In late February, the Maryland Supreme Court ruled that if a customer picks up the telephone or a smartphone and calls a business to buy a product or service, a signed contract between both parties is now required. The court relied on the Maryland Telephone Solicitations Act (MTSA) to arrive at their decision, even though the MTSA was passed by legislators decades ago to protect consumers who receive unwanted cold calls from unknown businesses promoting unfamiliar products.

The recent court decision rules that the MTSA not only applies to outbound calls made by telemarketers, but inbound calls from customers to businesses. This nonsensical logic will severely impact thousands of businesses’ ability to provide services to their customers. Not surprisingly, Maryland is the only state in American history to have find that a telephone solicitation act can be violated by a consumer calling a merchant.

Requiring businesses to now perform the new function of consumers signing a contract prior to getting their product will create negative, needlessly burdensome, and frustrating customer experiences. This almost certainly will drive business away from Maryland. Moreover, this law disproportionately effects older Marylanders who often use their phones to order products and services more than apps. After all, no consumer wants to sign a written contract when ordering a pizza, requesting a prescription refill over the phone, or ordering flowers for a loved one.

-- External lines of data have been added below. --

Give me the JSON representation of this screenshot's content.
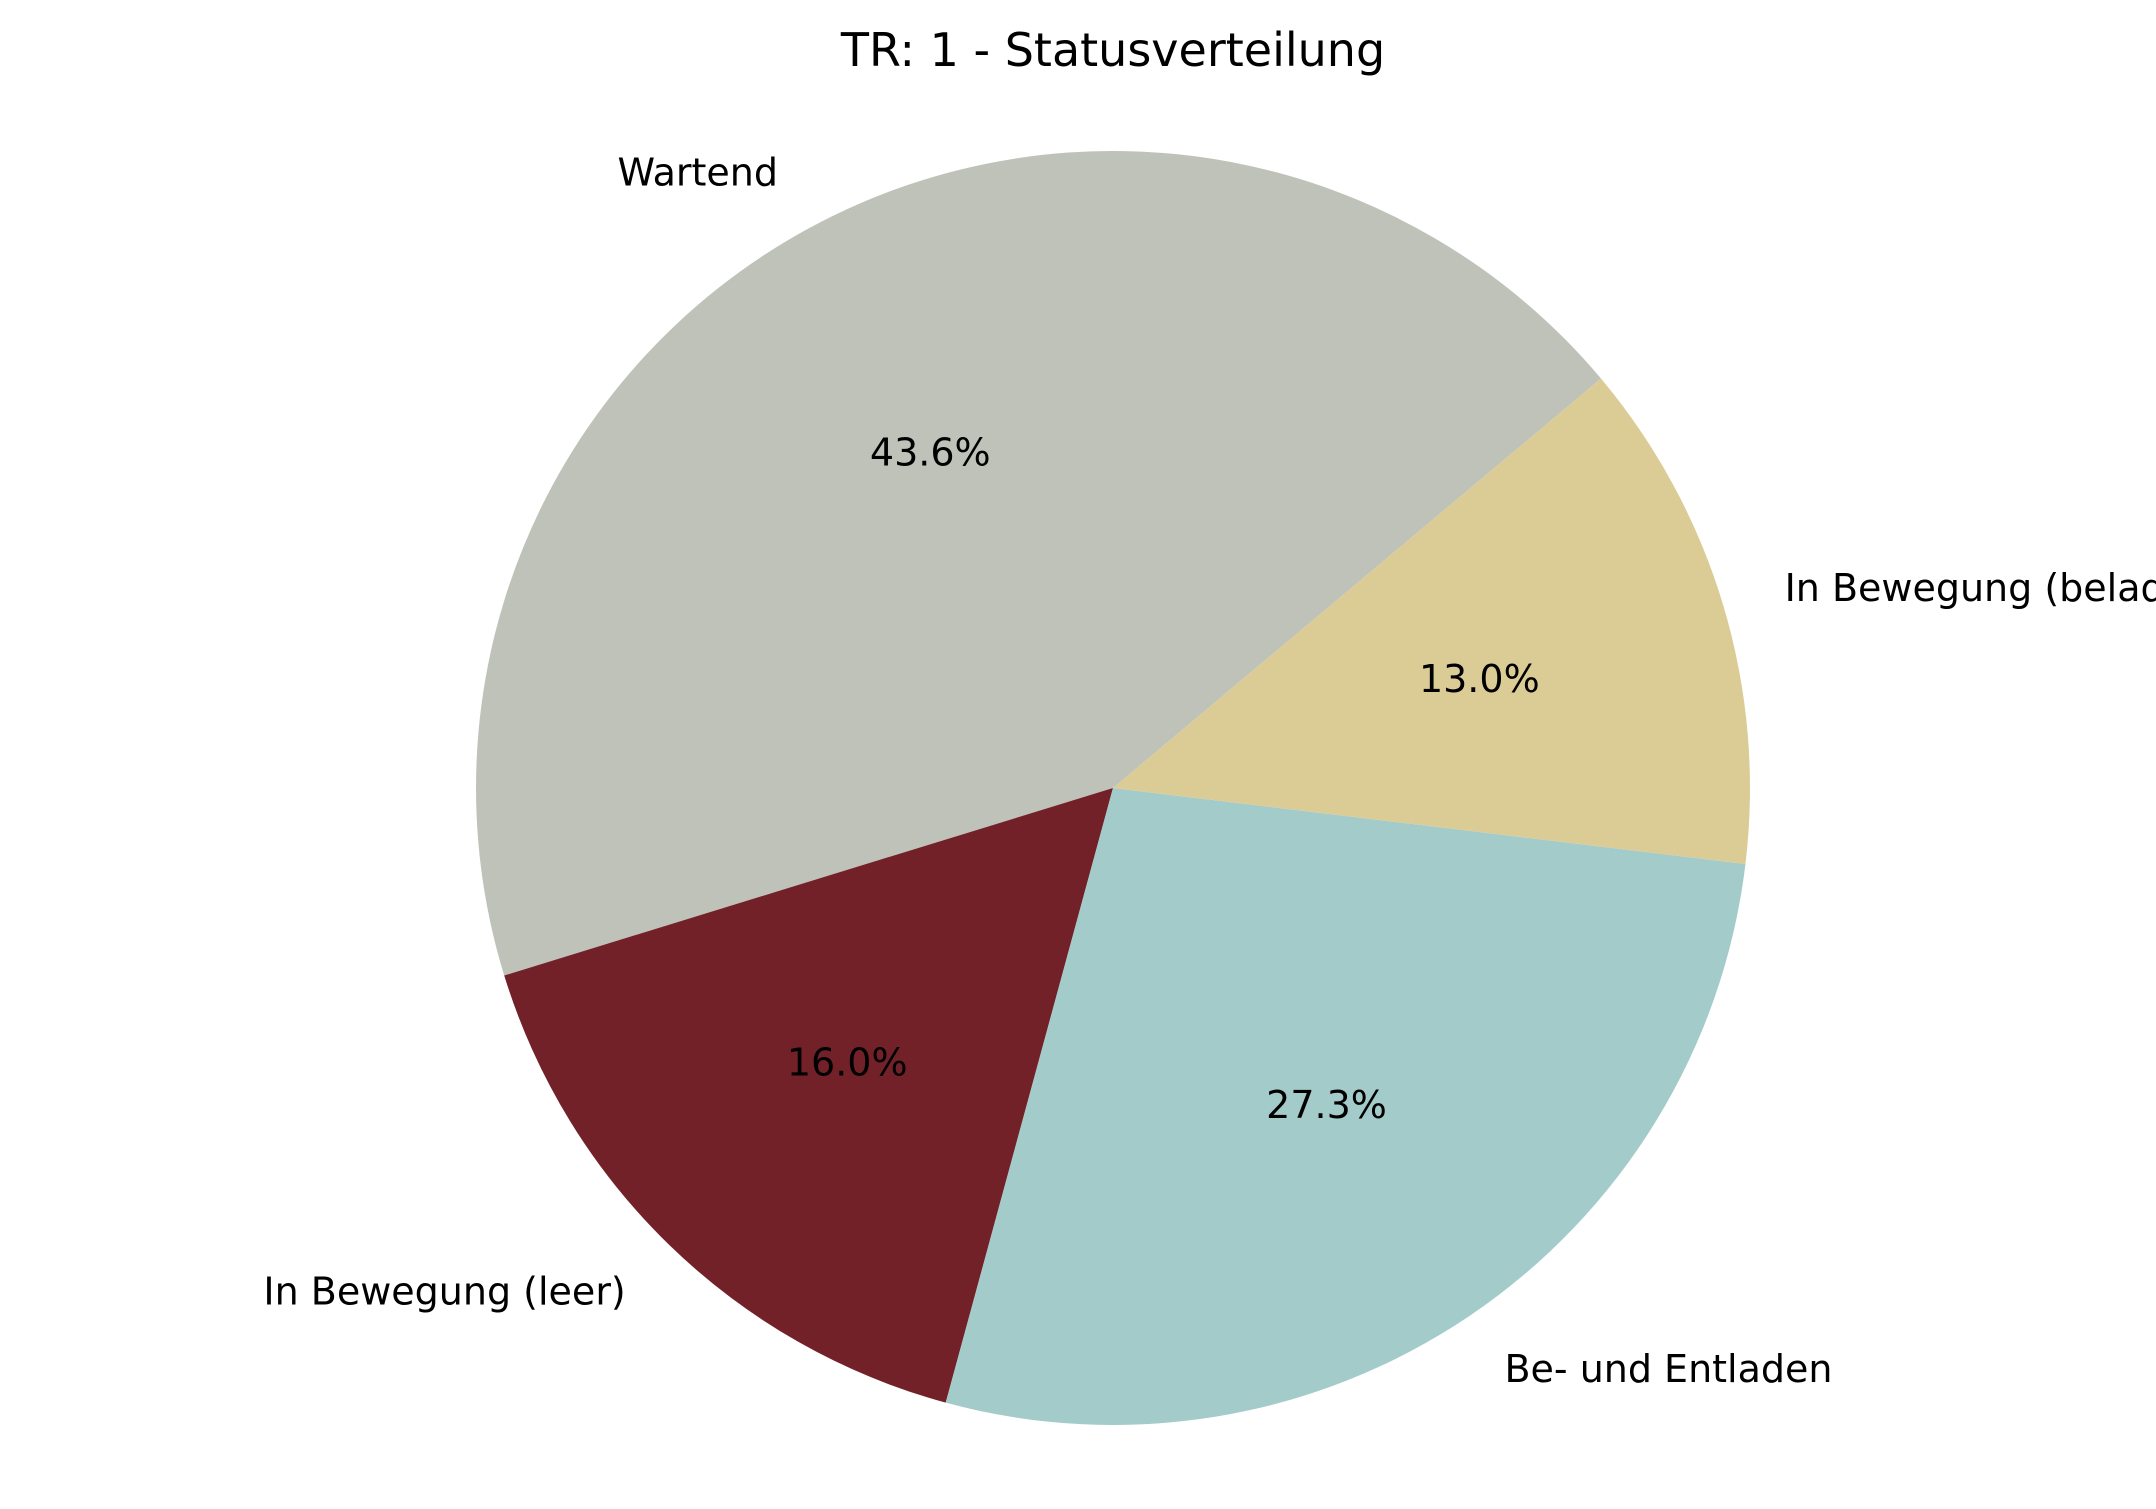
{
  "chart_data": {
    "type": "pie",
    "title": "TR: 1 - Statusverteilung",
    "start_angle_deg": 40,
    "direction": "counterclockwise",
    "slices": [
      {
        "label": "Wartend",
        "value": 43.6,
        "pct_label": "43.6%",
        "color": "#bfc2b9"
      },
      {
        "label": "In Bewegung (leer)",
        "value": 16.0,
        "pct_label": "16.0%",
        "color": "#722128"
      },
      {
        "label": "Be- und Entladen",
        "value": 27.3,
        "pct_label": "27.3%",
        "color": "#a3cbca"
      },
      {
        "label": "In Bewegung (beladen)",
        "value": 13.0,
        "pct_label": "13.0%",
        "color": "#dbcc96"
      }
    ]
  }
}
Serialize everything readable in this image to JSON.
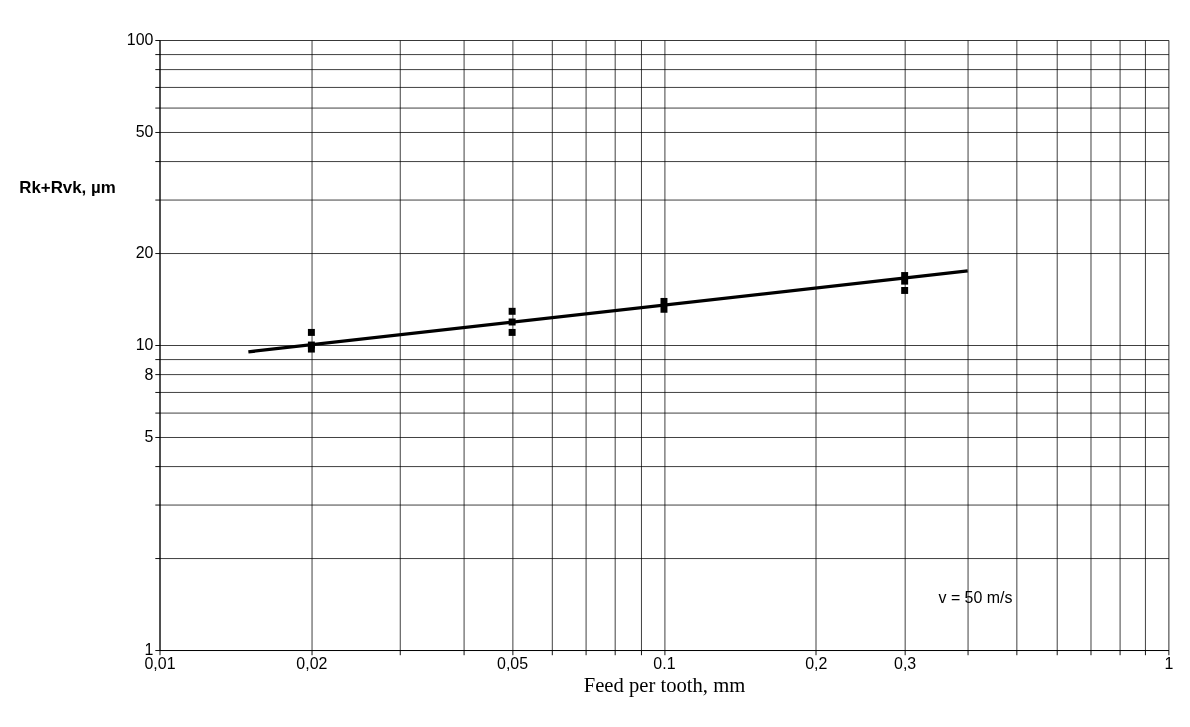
{
  "chart_data": {
    "type": "scatter",
    "xlabel": "Feed per tooth, mm",
    "ylabel": "Rk+Rvk, µm",
    "log": "xy",
    "grid": true,
    "xlim": [
      0.01,
      1
    ],
    "ylim": [
      1,
      100
    ],
    "xticks": [
      {
        "value": 0.01,
        "label": "0,01"
      },
      {
        "value": 0.02,
        "label": "0,02"
      },
      {
        "value": 0.03,
        "label": null
      },
      {
        "value": 0.04,
        "label": null
      },
      {
        "value": 0.05,
        "label": "0,05"
      },
      {
        "value": 0.06,
        "label": null
      },
      {
        "value": 0.07,
        "label": null
      },
      {
        "value": 0.08,
        "label": null
      },
      {
        "value": 0.09,
        "label": null
      },
      {
        "value": 0.1,
        "label": "0.1"
      },
      {
        "value": 0.2,
        "label": "0,2"
      },
      {
        "value": 0.3,
        "label": "0,3"
      },
      {
        "value": 0.4,
        "label": null
      },
      {
        "value": 0.5,
        "label": null
      },
      {
        "value": 0.6,
        "label": null
      },
      {
        "value": 0.7,
        "label": null
      },
      {
        "value": 0.8,
        "label": null
      },
      {
        "value": 0.9,
        "label": null
      },
      1
    ],
    "yticks": [
      1,
      {
        "value": 2,
        "label": null
      },
      {
        "value": 3,
        "label": null
      },
      {
        "value": 4,
        "label": null
      },
      5,
      {
        "value": 6,
        "label": null
      },
      {
        "value": 7,
        "label": null
      },
      8,
      {
        "value": 9,
        "label": null
      },
      10,
      20,
      {
        "value": 30,
        "label": null
      },
      {
        "value": 40,
        "label": null
      },
      50,
      {
        "value": 60,
        "label": null
      },
      {
        "value": 70,
        "label": null
      },
      {
        "value": 80,
        "label": null
      },
      {
        "value": 90,
        "label": null
      },
      100
    ],
    "series": [
      {
        "type": "scatter",
        "color": "#000000",
        "marker": "square",
        "x": [
          0.02,
          0.02,
          0.02,
          0.05,
          0.05,
          0.05,
          0.1,
          0.1,
          0.3,
          0.3,
          0.3
        ],
        "values": [
          11,
          10,
          9.7,
          12.9,
          11.9,
          11,
          13.9,
          13.1,
          16.9,
          16.2,
          15.1
        ]
      },
      {
        "type": "line",
        "color": "#000000",
        "marker": "none",
        "line_style": "solid",
        "x": [
          0.015,
          0.4
        ],
        "values": [
          9.5,
          17.5
        ]
      }
    ],
    "annotations": [
      "v = 50 m/s"
    ]
  }
}
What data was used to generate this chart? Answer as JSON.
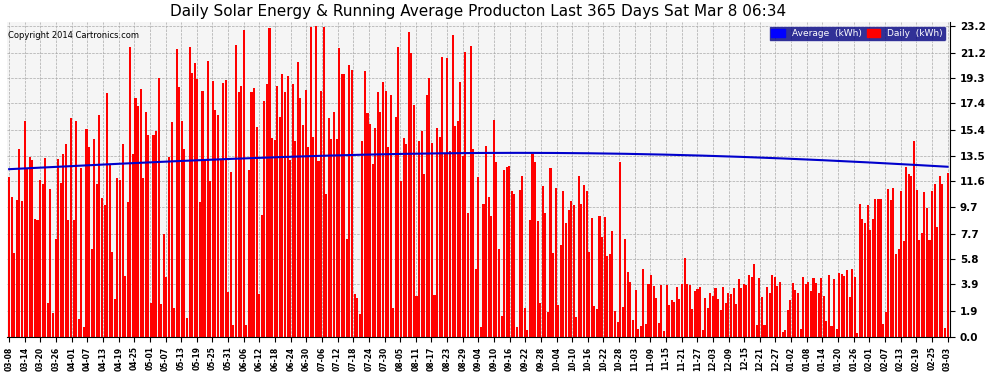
{
  "title": "Daily Solar Energy & Running Average Producton Last 365 Days Sat Mar 8 06:34",
  "copyright_text": "Copyright 2014 Cartronics.com",
  "yticks": [
    0.0,
    1.9,
    3.9,
    5.8,
    7.7,
    9.7,
    11.6,
    13.5,
    15.4,
    17.4,
    19.3,
    21.2,
    23.2
  ],
  "ymax": 23.5,
  "ymin": 0.0,
  "bar_color": "#ff0000",
  "avg_color": "#0000cc",
  "background_color": "#ffffff",
  "plot_bg_color": "#f5f5f5",
  "grid_color": "#aaaaaa",
  "legend_avg_color": "#0000ff",
  "legend_daily_color": "#ff0000",
  "title_fontsize": 11,
  "xtick_labels": [
    "03-08",
    "03-14",
    "03-20",
    "03-26",
    "04-01",
    "04-07",
    "04-13",
    "04-19",
    "04-25",
    "05-01",
    "05-07",
    "05-13",
    "05-19",
    "05-25",
    "05-31",
    "06-06",
    "06-12",
    "06-18",
    "06-24",
    "06-30",
    "07-06",
    "07-12",
    "07-18",
    "07-24",
    "07-30",
    "08-05",
    "08-11",
    "08-17",
    "08-23",
    "08-29",
    "09-04",
    "09-10",
    "09-16",
    "09-22",
    "09-28",
    "10-04",
    "10-10",
    "10-16",
    "10-22",
    "10-28",
    "11-03",
    "11-09",
    "11-15",
    "11-21",
    "11-27",
    "12-03",
    "12-09",
    "12-15",
    "12-21",
    "12-27",
    "01-02",
    "01-08",
    "01-14",
    "01-20",
    "01-26",
    "02-01",
    "02-07",
    "02-13",
    "02-19",
    "02-25",
    "03-03"
  ]
}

Additionally, this ruling creates serious litigation and regulatory risk for Maryland businesses as it questions each and every telephone transaction that begins with the customer calling a business. The MTSA solely regards transactions that happen on the telephone. From now on, whether it is a merchant placing an unwanted cold-call to a customer — which the MTSA was designed to protect against — or a customer calling the merchant for food or services, there will need to be a ‘wet’ signature.

We need Maryland legislators to address this dangerous, embarrassing, and unprecedented ruling. The MTSA was created with the noble intent to protect consumers from unknown cold callers, not hinder the ability of businesses to serve customers who reach out to them. The legislature must make MTSA’s intent even more clear and protect Maryland businesses.